De muzikale activiteiten werden lastig te combineren met het werk als bakker. Na rijp beraad solliciteerde Versluis op een advertentie in De Waarheidsvriend, waarin een kok werd gevraagd voor de toen nieuwe instelling voor ouderen De Mirtehof in Zeist. „We gingen op een vrijdagavond samen op sollicitatiegesprek, de eerste vrijdagavond die we ooit samen uit waren, want als bakker had ik daar nooit tijd voor. Ik werd aangenomen en zou in De Engelenburgh, ook een oudereninstelling, in Veenendaal de opleiding doen en dan teruggaan naar De Mirtehof. Maar ik ben nooit meer uit Veenendaal weggegaan.”

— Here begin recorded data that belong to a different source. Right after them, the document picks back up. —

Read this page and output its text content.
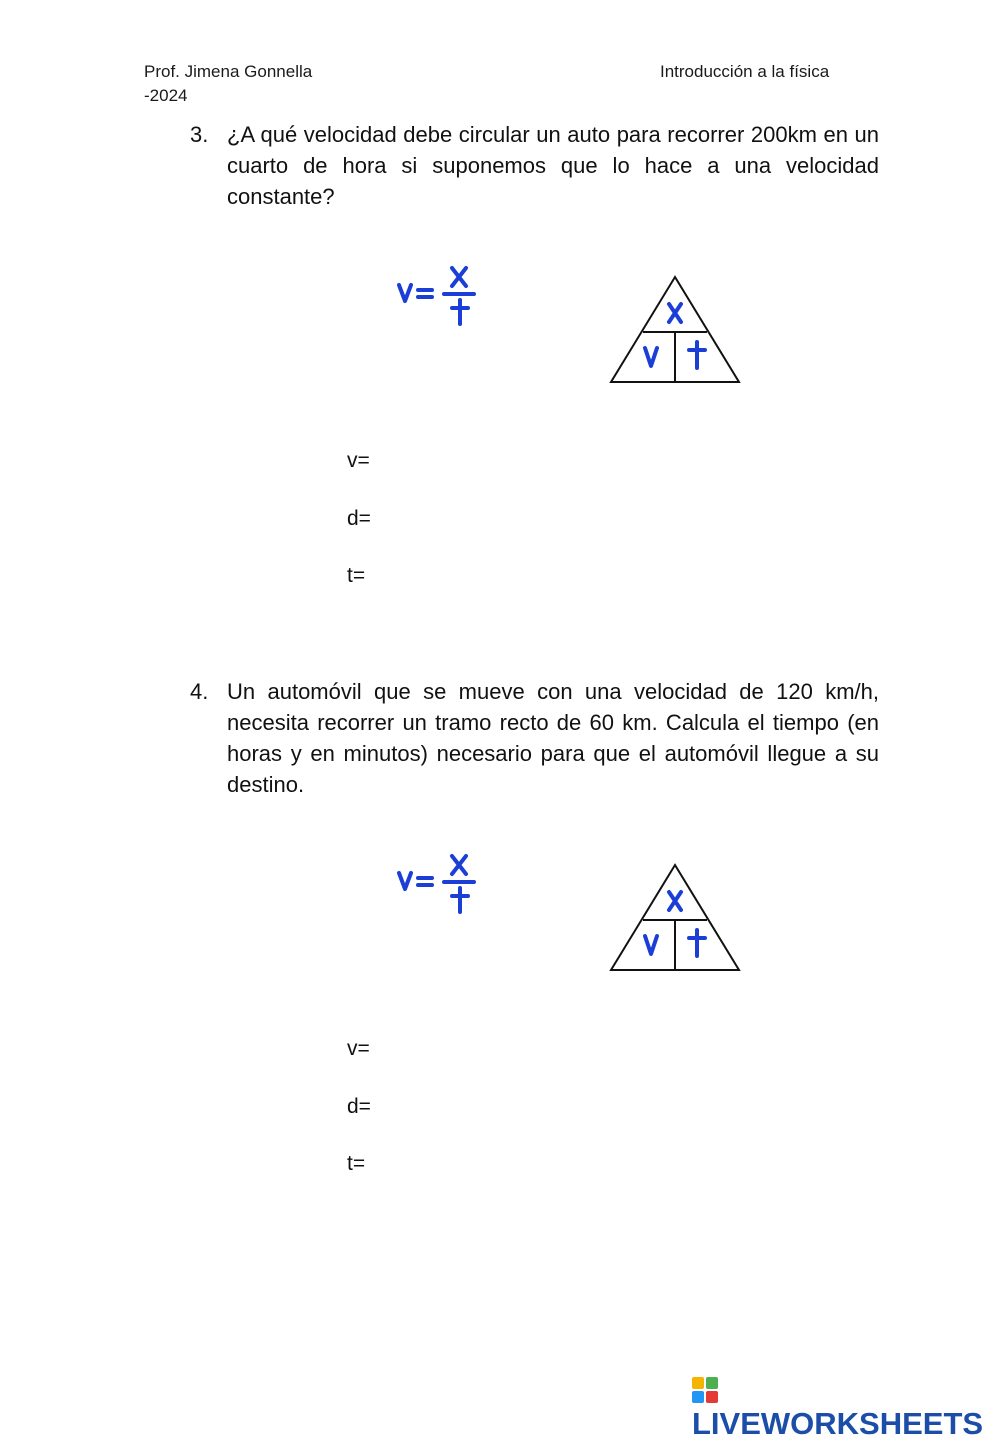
Prof. Jimena Gonnella
-2024
Introducción a la física
3. ¿A qué velocidad debe circular un auto para recorrer 200km en un cuarto de hora si suponemos que lo hace a una velocidad constante?
v=
d=
t=
4. Un automóvil que se mueve con una velocidad de 120 km/h, necesita recorrer un tramo recto de 60 km. Calcula el tiempo (en horas y en minutos) necesario para que el automóvil llegue a su destino.
v=
d=
t=
LIVEWORKSHEETS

Ook daar zat hij al snel tijdens de diensten achter het orgel. Eerst van de hervormde Oude Kerk, en later van de hervormde gemeente De Hoeksteen, die later samenging met de Vredeskerk. Na dertig jaar besloot hij echter dat het tijd was om te stoppen. „Ik had me er helemaal op voorbereid en ik zag ernaar uit. Toen het eenmaal zover was, kon ik mijn draai helemaal niet vinden. De zondag was zo leeg. Na vier weken heb ik me weer als reserveorganist opgegeven. En een poosje later vroegen ze vanuit Wageningen of ik in de Bevrijdingskerk wilde spelen. Daar was van de ene op de andere zondag de organist verdwenen, naar Bergen aan Zee, of iets dergelijks.”

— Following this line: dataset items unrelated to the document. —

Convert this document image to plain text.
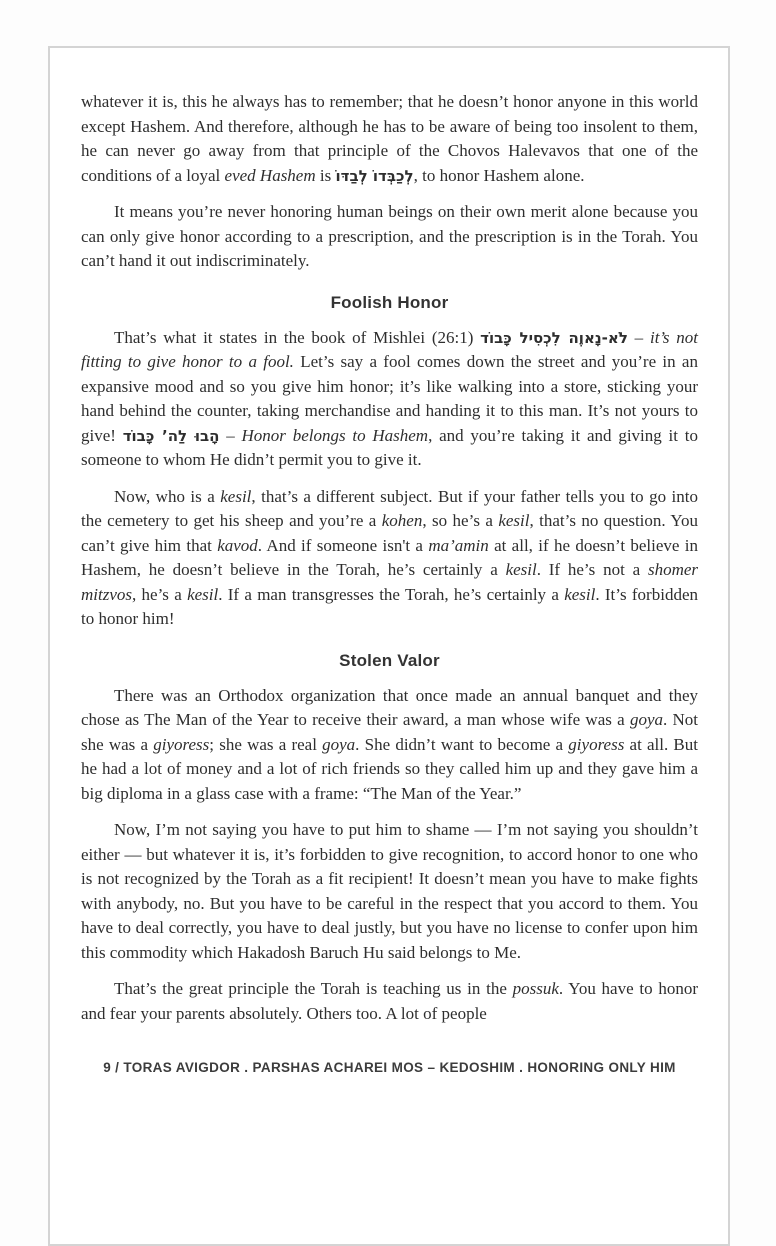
whatever it is, this he always has to remember; that he doesn’t honor anyone in this world except Hashem. And therefore, although he has to be aware of being too insolent to them, he can never go away from that principle of the Chovos Halevavos that one of the conditions of a loyal eved Hashem is לְכַבְּדוֹ לְבַדּוֹ, to honor Hashem alone.

It means you’re never honoring human beings on their own merit alone because you can only give honor according to a prescription, and the prescription is in the Torah. You can’t hand it out indiscriminately.

Foolish Honor

That’s what it states in the book of Mishlei (26:1) לֹא-נָאוֶה לִכְסִיל כָּבוֹד – it’s not fitting to give honor to a fool. Let’s say a fool comes down the street and you’re in an expansive mood and so you give him honor; it’s like walking into a store, sticking your hand behind the counter, taking merchandise and handing it to this man. It’s not yours to give! הָבוּ לַה’ כָּבוֹד – Honor belongs to Hashem, and you’re taking it and giving it to someone to whom He didn’t permit you to give it.

Now, who is a kesil, that’s a different subject. But if your father tells you to go into the cemetery to get his sheep and you’re a kohen, so he’s a kesil, that’s no question. You can’t give him that kavod. And if someone isn't a ma’amin at all, if he doesn’t believe in Hashem, he doesn’t believe in the Torah, he’s certainly a kesil. If he’s not a shomer mitzvos, he’s a kesil. If a man transgresses the Torah, he’s certainly a kesil. It’s forbidden to honor him!

Stolen Valor

There was an Orthodox organization that once made an annual banquet and they chose as The Man of the Year to receive their award, a man whose wife was a goya. Not she was a giyoress; she was a real goya. She didn’t want to become a giyoress at all. But he had a lot of money and a lot of rich friends so they called him up and they gave him a big diploma in a glass case with a frame: “The Man of the Year.”

Now, I’m not saying you have to put him to shame — I’m not saying you shouldn’t either — but whatever it is, it’s forbidden to give recognition, to accord honor to one who is not recognized by the Torah as a fit recipient! It doesn’t mean you have to make fights with anybody, no. But you have to be careful in the respect that you accord to them. You have to deal correctly, you have to deal justly, but you have no license to confer upon him this commodity which Hakadosh Baruch Hu said belongs to Me.

That’s the great principle the Torah is teaching us in the possuk. You have to honor and fear your parents absolutely. Others too. A lot of people

9 / TORAS AVIGDOR . PARSHAS ACHAREI MOS – KEDOSHIM . HONORING ONLY HIM
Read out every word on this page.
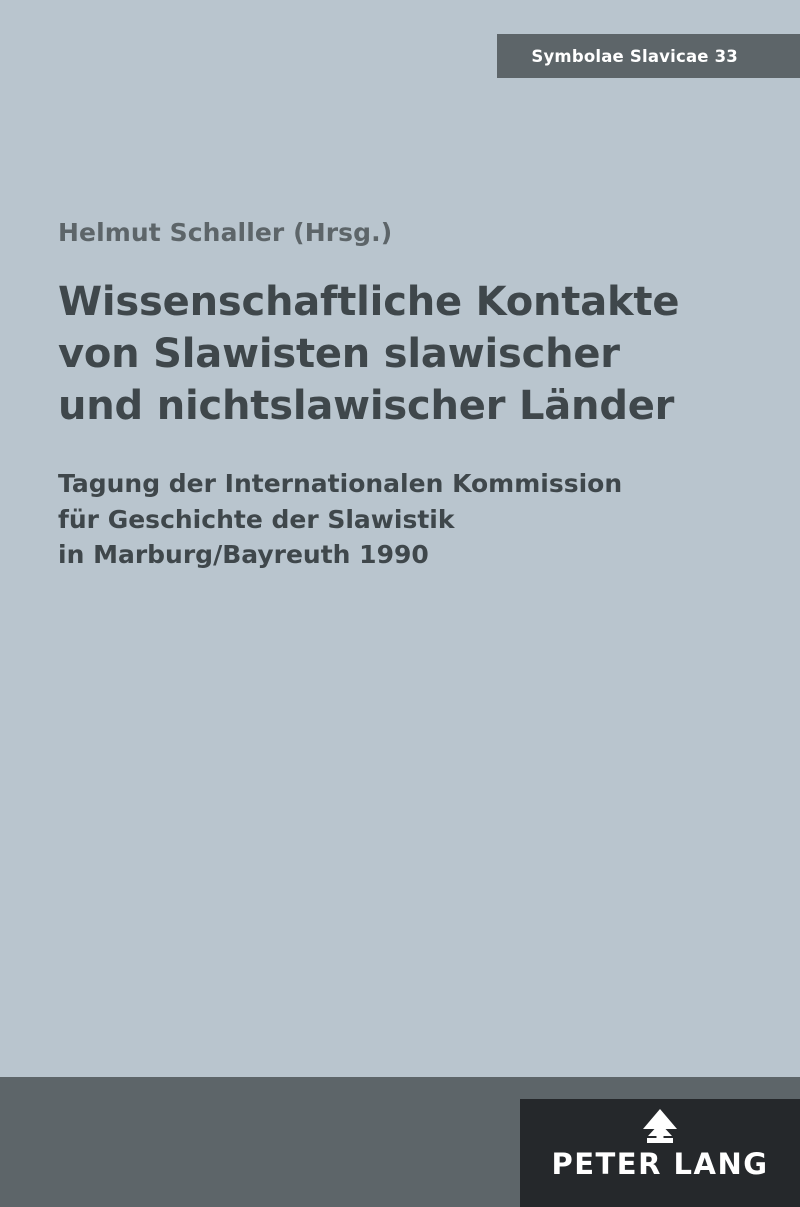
Symbolae Slavicae 33
Helmut Schaller (Hrsg.)
Wissenschaftliche Kontakte
von Slawisten slawischer
und nichtslawischer Länder
Tagung der Internationalen Kommission
für Geschichte der Slawistik
in Marburg/Bayreuth 1990
PETER LANG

Lesgeven doet hij al 25 jaar niet meer. „Ik vind het wel erg jammer dat de hervormde jongens bijna geen les meer nemen. De meeste van mijn leerlingen kwamen uit de Gereformeerde Gemeenten en Gereformeerde Gemeenten in Nederland. Soms wilde ik ze bij ons een stukje in de dienst laten spelen, zodat ze er langzamerhand in konden rollen, net als ik vroeger. Maar ze kregen ze geen van allen toestemming van hun ouders. Dat was een brug te ver.”
Versluis staat op om een gekalligrafeerde tekst te laten zien. „Kijk, dit is altijd belangrijk voor me geweest”, zegt hij. „Hälte immer in deinen Herzen fest, dass du auf der Orgel ein Diener Gottes seist”, –houd in je hart altijd vast dat je op het orgel een dienaar van God bent– staat er te lezen. Het is een citaat van J.S. Bach. De organist noemt hem zonder aarzelen de componist die voor hem het belangrijkst is. Het citaat is hem uit het hart gegrepen, het bewustzijn van dienstbaarheid aan God beïnvloedt zijn spel. „Wat ik na de dienst speel, wordt pas tijdens de preek geboren. En je moet nooit denken: ik rammel wel even wat weg.”